Gregorius van Nyssa - Heilige, Kerkvader; *ca. 335, ♱ ca. 394. G., een der drie groote Cappadociërs, was de broeder van Basilius den Grooten.
Door dezen onderwezen, werd hij als lector in den clerus opgenomen, maar begon spoedig een wereldsch leven en huwde met Theosebia.

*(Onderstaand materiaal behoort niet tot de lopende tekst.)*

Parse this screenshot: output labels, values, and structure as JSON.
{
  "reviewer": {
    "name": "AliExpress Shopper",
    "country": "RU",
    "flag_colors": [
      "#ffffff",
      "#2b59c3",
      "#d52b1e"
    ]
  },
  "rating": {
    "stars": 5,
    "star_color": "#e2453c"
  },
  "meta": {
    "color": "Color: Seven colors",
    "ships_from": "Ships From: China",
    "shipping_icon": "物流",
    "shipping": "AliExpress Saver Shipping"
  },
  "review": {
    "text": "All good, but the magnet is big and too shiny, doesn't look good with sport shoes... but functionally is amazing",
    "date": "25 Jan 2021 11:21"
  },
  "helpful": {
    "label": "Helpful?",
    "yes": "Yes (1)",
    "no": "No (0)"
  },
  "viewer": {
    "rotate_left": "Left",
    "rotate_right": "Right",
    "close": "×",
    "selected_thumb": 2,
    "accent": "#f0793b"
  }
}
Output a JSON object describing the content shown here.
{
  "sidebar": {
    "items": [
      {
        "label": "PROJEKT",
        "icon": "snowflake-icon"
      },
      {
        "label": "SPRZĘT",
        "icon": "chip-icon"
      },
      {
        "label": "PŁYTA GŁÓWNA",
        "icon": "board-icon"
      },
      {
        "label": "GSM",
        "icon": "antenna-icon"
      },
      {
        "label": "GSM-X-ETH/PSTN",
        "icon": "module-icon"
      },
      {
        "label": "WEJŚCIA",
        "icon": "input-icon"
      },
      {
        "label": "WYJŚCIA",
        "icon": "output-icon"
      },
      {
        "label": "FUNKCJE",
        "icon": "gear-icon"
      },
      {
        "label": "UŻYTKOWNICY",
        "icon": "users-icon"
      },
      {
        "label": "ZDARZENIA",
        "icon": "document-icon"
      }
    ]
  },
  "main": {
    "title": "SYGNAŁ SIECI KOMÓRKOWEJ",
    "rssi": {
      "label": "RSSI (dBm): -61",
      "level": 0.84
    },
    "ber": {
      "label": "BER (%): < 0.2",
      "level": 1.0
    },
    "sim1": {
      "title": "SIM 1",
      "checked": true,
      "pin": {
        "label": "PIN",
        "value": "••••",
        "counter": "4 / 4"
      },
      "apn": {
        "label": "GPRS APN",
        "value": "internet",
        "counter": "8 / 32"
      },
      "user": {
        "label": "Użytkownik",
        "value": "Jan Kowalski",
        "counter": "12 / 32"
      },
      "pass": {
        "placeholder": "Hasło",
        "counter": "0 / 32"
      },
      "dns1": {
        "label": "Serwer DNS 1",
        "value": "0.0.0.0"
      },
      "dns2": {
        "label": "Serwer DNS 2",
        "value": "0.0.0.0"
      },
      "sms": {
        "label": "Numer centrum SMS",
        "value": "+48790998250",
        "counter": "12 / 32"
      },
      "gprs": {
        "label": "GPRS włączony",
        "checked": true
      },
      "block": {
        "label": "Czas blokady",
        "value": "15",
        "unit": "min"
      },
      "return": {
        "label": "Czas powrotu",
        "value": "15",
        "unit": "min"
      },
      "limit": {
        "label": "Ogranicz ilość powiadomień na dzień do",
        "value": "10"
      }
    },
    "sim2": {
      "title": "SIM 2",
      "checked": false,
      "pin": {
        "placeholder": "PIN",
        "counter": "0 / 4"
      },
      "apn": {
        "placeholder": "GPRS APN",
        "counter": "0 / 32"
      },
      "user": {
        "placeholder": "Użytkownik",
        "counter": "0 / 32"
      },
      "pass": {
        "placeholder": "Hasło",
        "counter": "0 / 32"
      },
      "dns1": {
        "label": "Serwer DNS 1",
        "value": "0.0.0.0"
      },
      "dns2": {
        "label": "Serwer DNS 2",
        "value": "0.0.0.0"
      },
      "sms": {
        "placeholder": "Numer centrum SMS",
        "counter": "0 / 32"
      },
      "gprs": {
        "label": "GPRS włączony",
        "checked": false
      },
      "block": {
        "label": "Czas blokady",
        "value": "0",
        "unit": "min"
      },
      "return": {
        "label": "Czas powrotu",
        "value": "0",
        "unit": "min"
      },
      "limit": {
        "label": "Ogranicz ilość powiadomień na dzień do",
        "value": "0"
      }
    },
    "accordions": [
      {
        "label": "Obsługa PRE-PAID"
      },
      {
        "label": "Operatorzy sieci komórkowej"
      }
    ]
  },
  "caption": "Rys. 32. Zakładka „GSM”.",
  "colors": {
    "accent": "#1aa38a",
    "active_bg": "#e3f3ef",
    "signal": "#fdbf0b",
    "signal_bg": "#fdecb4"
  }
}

Na haar dood schijnt hij zich in een klooster aan ascese en theologische studie te hebben gewijd.
In 371 werd hij bisschop van Nyssa. 376-’78 verbleef hij, door Ariaansche intrigues, in ballingschap. In 380 werd hij tot metropoliet van Sebaste in Armenië gekozen.
Hij wist eraan te ontkomen en kon naar Nyssa terugkeeren. Hij was een der voorn. theologen op het 2e alg. concilie in Konstantinopel (381).Was Basilius man van de practijk, G. was, volgens getuigenis van zijn broer, onpractisch, maar een groot denker, philosoof en theoloog. G. was een bewonderaar van Origenes. Terwijl hij een andere dwaling van den meester afwees, nam hij diens leer van de ➝ Apocatastasis over. In de Triniteitsleer en Christologie is hij echter volkomen orthodox. G. was goed thuis in de Gr. philosophie en citeerde meer dan eens Plato.
Werken: Over de schepping van den mensch en de scheppingsdagen; homilieën over den Prediker en het Hooglied; over de acht zaligheden en het Onze Vader enz. Dogmatische werken: tegen Eunomius, tegen Apollinaris, tegen de Arianen, de Macedonianen; een dogmatische zeer waardevolle „oratio catechetica magna”: over de maagdelijkheid en andere ascetische traktaten, w.o. een Leven van S. Macrina, zijn zuster. Een aantal preeken, o.a. tegen de woekeraars. 26 brieven. Uitg.: Migne, Patrol. Gr. (XLIV-XLVI). Lit.: Bardenhewer, Gesch. d. altkirchl.
Lit. (III 1923); Lex. f. Theol. u. Kirche (IV).